I know: I want the moon on a stick.
I want to be offered surgery. I want to ask for a second opinion. I want to turn it down. Then I want to be offered oncology. But I want it after the summer, so I can go on a trip. And then, when that’s not possible, I want it right now.
I am the Veruca Salt of Brain Tumours.
A few hours later, I have come to my senses. I speak to my brother about the trip, and he’s incredulous that the Tour was the first thing on my mind when I’d just been told I’ll be starting cancer treatment within weeks.
I realise the listing of the dates, the frantic phone call to the oncology nurse, the idea that I can shift around the timetables hard-working, super-busy NHS staff so I can make a cycling trip, is not only impolite and selfish.

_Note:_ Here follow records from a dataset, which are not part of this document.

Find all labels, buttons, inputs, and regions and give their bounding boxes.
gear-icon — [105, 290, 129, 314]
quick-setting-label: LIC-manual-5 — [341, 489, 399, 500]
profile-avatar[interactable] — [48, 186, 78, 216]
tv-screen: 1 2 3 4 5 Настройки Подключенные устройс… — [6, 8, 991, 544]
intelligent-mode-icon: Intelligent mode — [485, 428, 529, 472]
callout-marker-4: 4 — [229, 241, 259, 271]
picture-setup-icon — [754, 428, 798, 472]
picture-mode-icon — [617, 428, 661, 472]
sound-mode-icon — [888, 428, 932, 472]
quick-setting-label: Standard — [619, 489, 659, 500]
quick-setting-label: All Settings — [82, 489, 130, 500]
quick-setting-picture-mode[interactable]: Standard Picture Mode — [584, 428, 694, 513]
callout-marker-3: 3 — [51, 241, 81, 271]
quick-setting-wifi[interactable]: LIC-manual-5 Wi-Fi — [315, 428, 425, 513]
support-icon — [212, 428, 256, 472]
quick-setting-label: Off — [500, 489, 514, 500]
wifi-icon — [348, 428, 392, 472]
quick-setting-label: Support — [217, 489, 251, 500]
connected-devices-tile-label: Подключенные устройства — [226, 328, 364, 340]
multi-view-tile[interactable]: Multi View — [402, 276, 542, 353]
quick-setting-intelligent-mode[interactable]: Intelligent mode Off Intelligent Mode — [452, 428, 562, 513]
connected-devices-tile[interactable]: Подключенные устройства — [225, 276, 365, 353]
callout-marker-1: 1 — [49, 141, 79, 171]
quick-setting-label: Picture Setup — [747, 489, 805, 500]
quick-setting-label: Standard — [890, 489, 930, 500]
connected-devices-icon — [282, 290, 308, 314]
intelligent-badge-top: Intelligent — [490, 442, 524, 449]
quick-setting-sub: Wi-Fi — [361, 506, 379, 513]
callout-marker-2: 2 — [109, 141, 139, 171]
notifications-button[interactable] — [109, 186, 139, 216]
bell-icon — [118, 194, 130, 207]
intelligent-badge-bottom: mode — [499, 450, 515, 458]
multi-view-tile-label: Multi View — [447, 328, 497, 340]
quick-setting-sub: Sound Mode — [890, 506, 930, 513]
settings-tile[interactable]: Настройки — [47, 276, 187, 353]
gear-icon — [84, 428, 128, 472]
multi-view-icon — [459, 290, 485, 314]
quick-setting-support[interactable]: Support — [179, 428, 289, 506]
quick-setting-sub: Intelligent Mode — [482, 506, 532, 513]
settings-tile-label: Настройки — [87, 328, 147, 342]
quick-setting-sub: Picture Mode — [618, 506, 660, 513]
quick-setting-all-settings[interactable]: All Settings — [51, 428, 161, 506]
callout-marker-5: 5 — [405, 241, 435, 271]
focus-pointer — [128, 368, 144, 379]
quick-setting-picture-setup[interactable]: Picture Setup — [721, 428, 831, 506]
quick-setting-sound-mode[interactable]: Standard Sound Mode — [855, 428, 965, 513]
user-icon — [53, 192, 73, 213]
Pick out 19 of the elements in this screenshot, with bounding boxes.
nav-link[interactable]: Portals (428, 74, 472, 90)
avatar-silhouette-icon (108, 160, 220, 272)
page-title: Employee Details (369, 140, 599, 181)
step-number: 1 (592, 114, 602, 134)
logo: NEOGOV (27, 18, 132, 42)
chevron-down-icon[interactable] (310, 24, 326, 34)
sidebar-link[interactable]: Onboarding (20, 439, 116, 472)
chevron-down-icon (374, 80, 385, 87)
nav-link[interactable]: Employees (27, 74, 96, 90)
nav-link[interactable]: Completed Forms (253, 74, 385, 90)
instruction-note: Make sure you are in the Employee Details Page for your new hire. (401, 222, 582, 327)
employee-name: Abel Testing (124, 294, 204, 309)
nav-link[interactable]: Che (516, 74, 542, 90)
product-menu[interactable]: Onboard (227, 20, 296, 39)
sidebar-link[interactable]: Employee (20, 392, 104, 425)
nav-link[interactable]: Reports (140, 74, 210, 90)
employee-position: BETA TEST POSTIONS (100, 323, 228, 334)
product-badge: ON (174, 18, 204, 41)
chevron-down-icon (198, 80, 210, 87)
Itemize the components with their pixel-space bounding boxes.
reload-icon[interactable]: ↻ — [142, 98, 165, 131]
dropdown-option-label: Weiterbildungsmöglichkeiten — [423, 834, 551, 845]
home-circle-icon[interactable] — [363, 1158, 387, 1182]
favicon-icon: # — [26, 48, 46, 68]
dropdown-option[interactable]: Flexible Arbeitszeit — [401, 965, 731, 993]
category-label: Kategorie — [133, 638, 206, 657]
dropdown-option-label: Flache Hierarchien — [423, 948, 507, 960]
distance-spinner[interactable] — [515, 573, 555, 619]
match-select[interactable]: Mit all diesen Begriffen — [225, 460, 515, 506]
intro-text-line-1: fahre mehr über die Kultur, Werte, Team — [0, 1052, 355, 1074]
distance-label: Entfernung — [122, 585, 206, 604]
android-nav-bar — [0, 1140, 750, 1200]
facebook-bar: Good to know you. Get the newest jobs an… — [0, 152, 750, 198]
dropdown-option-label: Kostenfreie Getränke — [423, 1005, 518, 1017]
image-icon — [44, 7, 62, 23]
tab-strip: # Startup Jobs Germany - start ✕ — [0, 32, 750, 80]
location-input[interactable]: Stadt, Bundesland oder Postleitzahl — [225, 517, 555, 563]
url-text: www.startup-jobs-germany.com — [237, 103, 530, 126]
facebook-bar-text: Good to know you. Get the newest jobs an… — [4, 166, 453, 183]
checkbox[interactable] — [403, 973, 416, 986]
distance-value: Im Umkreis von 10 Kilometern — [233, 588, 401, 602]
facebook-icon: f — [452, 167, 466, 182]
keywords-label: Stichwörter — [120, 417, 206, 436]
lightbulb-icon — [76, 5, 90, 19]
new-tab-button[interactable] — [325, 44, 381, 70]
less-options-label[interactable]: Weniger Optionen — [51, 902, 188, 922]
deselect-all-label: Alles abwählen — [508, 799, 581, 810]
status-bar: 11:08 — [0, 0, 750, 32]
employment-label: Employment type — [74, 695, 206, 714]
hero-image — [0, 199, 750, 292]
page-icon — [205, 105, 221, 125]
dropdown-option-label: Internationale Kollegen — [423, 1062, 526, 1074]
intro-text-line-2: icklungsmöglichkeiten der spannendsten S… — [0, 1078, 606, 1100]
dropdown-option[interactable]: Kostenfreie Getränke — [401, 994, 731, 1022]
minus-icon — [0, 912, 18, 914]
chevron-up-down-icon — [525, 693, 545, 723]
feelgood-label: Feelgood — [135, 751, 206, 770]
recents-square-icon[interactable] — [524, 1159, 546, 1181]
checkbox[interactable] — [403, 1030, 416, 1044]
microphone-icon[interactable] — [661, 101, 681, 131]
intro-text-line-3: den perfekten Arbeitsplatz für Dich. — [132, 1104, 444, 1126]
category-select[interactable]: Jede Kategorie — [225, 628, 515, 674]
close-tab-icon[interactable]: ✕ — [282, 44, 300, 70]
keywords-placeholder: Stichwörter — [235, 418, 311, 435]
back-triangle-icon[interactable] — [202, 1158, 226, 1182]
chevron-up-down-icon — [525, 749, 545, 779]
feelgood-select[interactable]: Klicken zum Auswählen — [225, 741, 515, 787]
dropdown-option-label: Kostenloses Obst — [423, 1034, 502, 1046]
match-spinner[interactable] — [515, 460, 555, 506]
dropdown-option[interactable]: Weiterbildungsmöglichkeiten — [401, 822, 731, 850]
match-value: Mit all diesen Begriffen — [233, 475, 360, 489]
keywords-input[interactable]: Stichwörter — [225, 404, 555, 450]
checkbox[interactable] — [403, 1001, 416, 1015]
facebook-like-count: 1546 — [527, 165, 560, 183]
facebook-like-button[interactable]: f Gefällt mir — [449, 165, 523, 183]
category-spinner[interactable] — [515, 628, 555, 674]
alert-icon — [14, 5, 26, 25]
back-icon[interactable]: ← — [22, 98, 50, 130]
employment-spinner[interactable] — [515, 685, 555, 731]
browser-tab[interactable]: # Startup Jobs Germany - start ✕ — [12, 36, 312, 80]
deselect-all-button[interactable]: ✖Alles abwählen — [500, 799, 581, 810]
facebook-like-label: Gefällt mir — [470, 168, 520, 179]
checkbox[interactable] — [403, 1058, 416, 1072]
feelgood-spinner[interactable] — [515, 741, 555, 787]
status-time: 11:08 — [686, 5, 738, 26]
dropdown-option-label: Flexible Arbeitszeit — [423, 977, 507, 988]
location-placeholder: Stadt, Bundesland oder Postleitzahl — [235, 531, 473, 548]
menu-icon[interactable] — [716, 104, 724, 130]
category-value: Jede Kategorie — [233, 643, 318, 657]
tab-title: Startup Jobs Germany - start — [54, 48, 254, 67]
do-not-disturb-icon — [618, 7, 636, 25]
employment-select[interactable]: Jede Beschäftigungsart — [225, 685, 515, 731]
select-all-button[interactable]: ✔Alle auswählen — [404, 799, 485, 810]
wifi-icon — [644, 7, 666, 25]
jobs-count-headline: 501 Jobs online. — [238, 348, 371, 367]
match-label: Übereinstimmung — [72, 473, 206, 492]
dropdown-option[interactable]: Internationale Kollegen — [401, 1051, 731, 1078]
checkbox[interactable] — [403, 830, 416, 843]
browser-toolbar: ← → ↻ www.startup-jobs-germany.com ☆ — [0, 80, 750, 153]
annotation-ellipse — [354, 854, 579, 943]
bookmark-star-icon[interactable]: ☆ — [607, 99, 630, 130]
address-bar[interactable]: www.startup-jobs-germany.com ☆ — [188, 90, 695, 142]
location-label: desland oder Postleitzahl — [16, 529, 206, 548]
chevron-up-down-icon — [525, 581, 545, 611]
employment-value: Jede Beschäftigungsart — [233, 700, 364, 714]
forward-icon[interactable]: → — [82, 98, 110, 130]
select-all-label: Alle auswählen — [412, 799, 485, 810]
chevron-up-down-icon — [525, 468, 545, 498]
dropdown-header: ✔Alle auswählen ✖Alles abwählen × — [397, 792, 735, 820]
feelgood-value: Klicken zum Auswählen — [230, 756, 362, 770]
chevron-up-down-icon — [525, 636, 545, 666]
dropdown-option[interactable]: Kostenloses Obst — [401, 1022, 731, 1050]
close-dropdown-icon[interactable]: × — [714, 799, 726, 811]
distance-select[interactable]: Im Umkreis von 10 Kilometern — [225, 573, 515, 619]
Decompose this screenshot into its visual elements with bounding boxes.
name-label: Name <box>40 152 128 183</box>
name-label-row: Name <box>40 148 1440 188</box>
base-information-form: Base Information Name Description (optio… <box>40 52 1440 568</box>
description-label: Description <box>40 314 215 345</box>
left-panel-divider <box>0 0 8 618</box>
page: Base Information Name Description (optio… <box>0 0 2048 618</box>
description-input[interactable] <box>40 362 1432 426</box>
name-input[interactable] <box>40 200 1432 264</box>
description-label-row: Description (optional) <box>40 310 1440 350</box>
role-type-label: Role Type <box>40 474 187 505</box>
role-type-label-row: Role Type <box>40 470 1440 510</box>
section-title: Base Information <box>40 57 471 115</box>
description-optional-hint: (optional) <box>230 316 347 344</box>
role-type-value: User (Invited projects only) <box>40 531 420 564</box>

It’s disrespectful. As a Northern Irish friend correctly scolded me later: I should wise up and catch myself on.
I guess my reaction was a copying mechanism. It was me displacing my own emotions about what I’d been told that day towards constructing a future – any future – that I could be in control of.
I’m calmer now. I’m comfortable. And bit by bit my wife and I, our family and friends, are absorbing the implications of year to come. It won’t be nice, but the general outlook for afterwards is good. It’s something to hold on to.
Sure, getting the timing right for the Tour would have been a huge bonus. But it’s far from the most important thing on the horizon just now.